I risultati hanno portato l’istituto a sviluppare sette principi guida per la creazione di un ambiente di lavoro neuroinclusivo, che sono:
- capire dove ti trovi adesso e impegnarti in un piano d’azione a lungo termine
- concentrarsi sulla creazione di una cultura aperta e solidale in cui le persone si sentano a proprio agio nel parlare di neurodiversità
- considerare in modo proattivo la neurodiversità in tutte le interazioni di gestione delle persone
- consentire ai singoli dipendenti di essere padroni del proprio percorso
- abbracciare il lavoro flessibile per consentire a tutti di prosperare
- prestare costante attenzione al benessere
- potenziare le voci neurodivergenti.
Ali dice: “C’è stato un cambiamento sociale poiché le persone cercano sostegno in quest’area. È un fattore chiave per il futuro del lavoro. Le strategie della forza lavoro devono tenere conto della diversità di pensiero, che guida le prestazioni aziendali ed è fondamentale per il business”.

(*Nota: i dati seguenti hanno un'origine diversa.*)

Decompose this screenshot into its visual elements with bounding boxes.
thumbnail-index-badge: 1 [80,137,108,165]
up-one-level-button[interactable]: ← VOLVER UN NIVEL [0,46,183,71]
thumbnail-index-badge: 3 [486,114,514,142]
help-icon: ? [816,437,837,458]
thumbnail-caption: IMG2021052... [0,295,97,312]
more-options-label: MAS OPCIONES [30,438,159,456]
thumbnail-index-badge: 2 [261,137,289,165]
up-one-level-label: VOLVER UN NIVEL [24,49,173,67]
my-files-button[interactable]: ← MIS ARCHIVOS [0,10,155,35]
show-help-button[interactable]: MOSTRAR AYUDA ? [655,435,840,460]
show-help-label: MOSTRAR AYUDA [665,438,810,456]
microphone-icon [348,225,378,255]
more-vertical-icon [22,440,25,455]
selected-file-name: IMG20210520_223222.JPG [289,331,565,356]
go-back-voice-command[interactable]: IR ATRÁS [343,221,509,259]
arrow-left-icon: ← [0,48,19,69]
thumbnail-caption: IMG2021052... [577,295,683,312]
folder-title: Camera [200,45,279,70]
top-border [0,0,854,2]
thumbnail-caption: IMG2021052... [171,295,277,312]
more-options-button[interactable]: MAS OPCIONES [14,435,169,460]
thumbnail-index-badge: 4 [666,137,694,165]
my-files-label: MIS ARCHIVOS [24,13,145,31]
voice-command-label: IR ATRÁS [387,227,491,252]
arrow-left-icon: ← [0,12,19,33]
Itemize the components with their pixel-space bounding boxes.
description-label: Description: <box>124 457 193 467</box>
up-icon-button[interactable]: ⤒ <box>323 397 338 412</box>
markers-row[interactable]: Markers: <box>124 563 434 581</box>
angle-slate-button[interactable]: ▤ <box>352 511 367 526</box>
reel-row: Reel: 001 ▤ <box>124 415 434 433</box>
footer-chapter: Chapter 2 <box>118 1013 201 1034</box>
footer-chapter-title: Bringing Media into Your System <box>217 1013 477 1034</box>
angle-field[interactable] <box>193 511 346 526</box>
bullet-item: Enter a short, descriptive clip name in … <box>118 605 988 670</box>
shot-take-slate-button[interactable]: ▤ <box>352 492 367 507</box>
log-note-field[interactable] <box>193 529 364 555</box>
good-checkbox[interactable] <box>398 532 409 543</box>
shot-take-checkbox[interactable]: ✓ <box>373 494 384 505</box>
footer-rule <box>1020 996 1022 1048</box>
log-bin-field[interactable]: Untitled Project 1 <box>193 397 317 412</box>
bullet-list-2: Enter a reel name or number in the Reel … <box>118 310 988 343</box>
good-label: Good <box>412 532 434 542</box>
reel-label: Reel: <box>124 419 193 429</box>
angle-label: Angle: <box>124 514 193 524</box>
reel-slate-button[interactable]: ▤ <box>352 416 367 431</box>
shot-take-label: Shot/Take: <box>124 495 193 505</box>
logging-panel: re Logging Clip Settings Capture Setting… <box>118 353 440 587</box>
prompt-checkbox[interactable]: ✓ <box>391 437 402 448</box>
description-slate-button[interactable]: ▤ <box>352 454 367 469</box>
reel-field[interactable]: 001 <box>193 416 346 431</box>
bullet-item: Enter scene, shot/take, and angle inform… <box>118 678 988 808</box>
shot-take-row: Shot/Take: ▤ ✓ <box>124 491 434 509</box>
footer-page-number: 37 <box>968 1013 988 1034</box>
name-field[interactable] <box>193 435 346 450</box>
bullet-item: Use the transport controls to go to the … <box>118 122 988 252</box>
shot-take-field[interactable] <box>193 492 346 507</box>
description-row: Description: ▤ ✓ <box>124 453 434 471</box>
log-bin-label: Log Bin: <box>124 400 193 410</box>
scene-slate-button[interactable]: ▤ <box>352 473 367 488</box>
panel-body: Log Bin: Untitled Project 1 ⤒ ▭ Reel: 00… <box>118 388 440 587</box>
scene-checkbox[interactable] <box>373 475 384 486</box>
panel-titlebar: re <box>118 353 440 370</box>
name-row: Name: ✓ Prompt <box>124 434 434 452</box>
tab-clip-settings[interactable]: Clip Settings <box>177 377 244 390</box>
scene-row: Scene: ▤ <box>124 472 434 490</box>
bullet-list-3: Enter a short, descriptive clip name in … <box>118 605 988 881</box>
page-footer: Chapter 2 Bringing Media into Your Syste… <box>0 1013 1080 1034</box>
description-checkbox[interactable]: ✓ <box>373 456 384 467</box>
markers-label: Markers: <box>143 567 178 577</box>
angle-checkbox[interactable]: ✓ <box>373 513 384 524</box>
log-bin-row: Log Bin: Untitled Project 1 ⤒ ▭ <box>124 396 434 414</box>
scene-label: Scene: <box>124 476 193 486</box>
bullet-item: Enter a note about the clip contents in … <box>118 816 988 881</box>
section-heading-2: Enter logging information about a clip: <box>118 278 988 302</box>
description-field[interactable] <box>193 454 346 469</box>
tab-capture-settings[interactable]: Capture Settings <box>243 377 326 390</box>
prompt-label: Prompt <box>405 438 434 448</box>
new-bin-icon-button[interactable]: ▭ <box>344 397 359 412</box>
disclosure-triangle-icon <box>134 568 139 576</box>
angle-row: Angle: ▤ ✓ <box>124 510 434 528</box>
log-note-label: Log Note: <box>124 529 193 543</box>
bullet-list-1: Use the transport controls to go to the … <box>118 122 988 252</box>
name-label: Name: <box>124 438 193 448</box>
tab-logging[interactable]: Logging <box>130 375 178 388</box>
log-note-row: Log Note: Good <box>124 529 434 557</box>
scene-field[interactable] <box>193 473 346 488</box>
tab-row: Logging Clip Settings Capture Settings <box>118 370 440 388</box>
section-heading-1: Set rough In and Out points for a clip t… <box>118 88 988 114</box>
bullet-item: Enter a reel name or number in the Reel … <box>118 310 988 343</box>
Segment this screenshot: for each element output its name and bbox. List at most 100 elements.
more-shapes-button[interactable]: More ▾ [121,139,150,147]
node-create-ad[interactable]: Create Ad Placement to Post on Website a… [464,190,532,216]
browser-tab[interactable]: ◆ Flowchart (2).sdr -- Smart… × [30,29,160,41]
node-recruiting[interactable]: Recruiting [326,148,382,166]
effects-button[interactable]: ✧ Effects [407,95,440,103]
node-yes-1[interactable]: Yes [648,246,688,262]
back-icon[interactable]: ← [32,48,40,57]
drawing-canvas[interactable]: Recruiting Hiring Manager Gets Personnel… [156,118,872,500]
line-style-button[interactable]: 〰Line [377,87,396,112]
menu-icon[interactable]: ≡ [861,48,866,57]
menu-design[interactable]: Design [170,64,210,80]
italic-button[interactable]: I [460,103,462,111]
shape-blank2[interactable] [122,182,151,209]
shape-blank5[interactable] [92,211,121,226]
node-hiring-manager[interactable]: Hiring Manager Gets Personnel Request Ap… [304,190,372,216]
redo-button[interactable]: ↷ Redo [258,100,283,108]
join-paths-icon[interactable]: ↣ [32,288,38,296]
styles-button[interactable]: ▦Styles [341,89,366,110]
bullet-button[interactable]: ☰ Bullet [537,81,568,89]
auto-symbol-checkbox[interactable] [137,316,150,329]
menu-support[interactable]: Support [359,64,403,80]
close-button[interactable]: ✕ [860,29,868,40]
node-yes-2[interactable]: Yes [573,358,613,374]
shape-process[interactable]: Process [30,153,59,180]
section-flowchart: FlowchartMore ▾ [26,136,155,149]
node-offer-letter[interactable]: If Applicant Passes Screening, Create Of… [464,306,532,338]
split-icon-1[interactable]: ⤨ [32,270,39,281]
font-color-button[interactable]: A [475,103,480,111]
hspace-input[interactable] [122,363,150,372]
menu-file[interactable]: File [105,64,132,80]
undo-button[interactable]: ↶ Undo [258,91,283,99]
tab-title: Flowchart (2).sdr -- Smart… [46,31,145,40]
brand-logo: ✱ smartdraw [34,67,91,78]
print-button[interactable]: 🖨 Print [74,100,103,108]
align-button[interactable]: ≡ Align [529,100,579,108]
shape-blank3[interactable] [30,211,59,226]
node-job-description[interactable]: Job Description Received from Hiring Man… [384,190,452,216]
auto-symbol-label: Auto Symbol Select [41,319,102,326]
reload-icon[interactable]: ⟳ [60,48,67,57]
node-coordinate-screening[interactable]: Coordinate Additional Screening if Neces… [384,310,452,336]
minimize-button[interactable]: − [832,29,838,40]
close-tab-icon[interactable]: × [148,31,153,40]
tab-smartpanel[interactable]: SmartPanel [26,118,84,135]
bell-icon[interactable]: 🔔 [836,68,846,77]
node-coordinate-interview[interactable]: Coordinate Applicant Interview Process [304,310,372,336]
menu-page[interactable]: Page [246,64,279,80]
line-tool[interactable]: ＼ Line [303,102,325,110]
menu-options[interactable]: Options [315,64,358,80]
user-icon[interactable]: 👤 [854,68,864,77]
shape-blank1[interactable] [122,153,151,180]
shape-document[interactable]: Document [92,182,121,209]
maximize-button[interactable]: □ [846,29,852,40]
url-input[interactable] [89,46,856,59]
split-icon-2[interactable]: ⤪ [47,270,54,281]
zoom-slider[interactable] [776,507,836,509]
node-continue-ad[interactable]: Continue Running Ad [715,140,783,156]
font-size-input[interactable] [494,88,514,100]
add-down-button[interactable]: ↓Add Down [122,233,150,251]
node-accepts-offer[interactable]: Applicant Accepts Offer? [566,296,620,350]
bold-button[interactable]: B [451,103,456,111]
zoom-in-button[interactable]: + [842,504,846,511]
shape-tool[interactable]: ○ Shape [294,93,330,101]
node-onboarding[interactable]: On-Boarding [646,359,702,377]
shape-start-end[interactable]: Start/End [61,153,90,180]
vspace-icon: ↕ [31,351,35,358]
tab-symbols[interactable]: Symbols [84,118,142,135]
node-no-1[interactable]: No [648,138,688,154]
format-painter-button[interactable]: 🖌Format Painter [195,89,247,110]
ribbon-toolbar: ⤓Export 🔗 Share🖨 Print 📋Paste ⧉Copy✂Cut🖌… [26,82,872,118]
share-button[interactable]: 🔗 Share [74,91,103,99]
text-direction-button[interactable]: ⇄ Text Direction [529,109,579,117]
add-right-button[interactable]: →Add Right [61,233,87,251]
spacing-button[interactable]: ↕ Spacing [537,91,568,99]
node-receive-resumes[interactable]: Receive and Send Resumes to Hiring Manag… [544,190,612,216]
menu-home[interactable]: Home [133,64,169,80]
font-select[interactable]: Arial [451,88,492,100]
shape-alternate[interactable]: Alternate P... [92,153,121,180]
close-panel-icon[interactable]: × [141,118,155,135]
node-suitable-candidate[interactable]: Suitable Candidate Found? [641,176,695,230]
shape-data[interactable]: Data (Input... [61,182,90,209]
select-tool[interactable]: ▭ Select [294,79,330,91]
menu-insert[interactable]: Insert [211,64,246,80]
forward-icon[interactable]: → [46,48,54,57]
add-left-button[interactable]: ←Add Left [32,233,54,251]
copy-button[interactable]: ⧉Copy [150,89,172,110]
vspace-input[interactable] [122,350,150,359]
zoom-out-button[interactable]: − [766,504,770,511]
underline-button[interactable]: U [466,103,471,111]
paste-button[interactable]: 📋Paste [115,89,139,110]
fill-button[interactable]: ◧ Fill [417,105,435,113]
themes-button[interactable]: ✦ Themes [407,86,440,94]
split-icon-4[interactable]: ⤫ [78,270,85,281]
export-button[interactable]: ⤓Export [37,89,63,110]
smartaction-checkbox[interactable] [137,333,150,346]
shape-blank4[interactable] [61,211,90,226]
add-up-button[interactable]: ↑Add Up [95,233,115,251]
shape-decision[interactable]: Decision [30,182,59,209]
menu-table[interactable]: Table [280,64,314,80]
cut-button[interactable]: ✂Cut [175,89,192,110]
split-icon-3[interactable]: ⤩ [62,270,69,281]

Insiste che i datori di lavoro debbano creare una cultura di sostegno ed essere consapevoli del fatto che non tutti coloro che soffrono di una condizione neurodiversa si sentiranno a proprio agio nel parlarne.
“C’è un numero significativo di persone che non dichiarano la neurodiversità perché temono che possa avere un impatto negativo sulla loro carriera”, spiega Ali.
Le sue opinioni sono in linea con i risultati di uno studio condotto da Zurich UK pubblicato questo mese (novembre) che ha mostrato che quasi la metà (47%) degli adulti nasconde la propria condizione ai potenziali datori di lavoro, mentre lo stigma impedisce al 51% di loro di rivelare la propria neurodiversità.
Evidenziando i vantaggi derivanti dall’implementazione del sostegno al personale neurodivergente, Watkins ritiene che sia un gioco da ragazzi.
“Se hai quella persona perfetta con un cervello straordinario che dà il massimo al tuo business e lo porta avanti, perché non dovresti dare il meglio per lui e dargli l’opportunità di prosperare?” dice Watkins.
Holman, nonostante le difficoltà iniziali, ora impiega più di 20 persone e la sua attività ha un fatturato di 2 milioni di sterline e attribuisce il suo successo alla sua neurodiversità.
Dice: “La neurodiversità sul posto di lavoro, anche se a volte è impegnativa, può offrire ricche ricompense sia ai datori di lavoro che ai dipendenti. Consente di riunire diverse competenze nella risoluzione di problemi che possono essere sia innovativi che creativi”.
Blumenthal crede inoltre che gran parte della sua creatività e ispirazione provengano dalla sua neurodiversità. Dice: “Le persone neurodivergenti sono una risorsa per il posto di lavoro, e ritengo che i datori di lavoro potrebbero fare molto di più per coltivare il talento e creare condizioni che consentano ai superpoteri di prosperare”.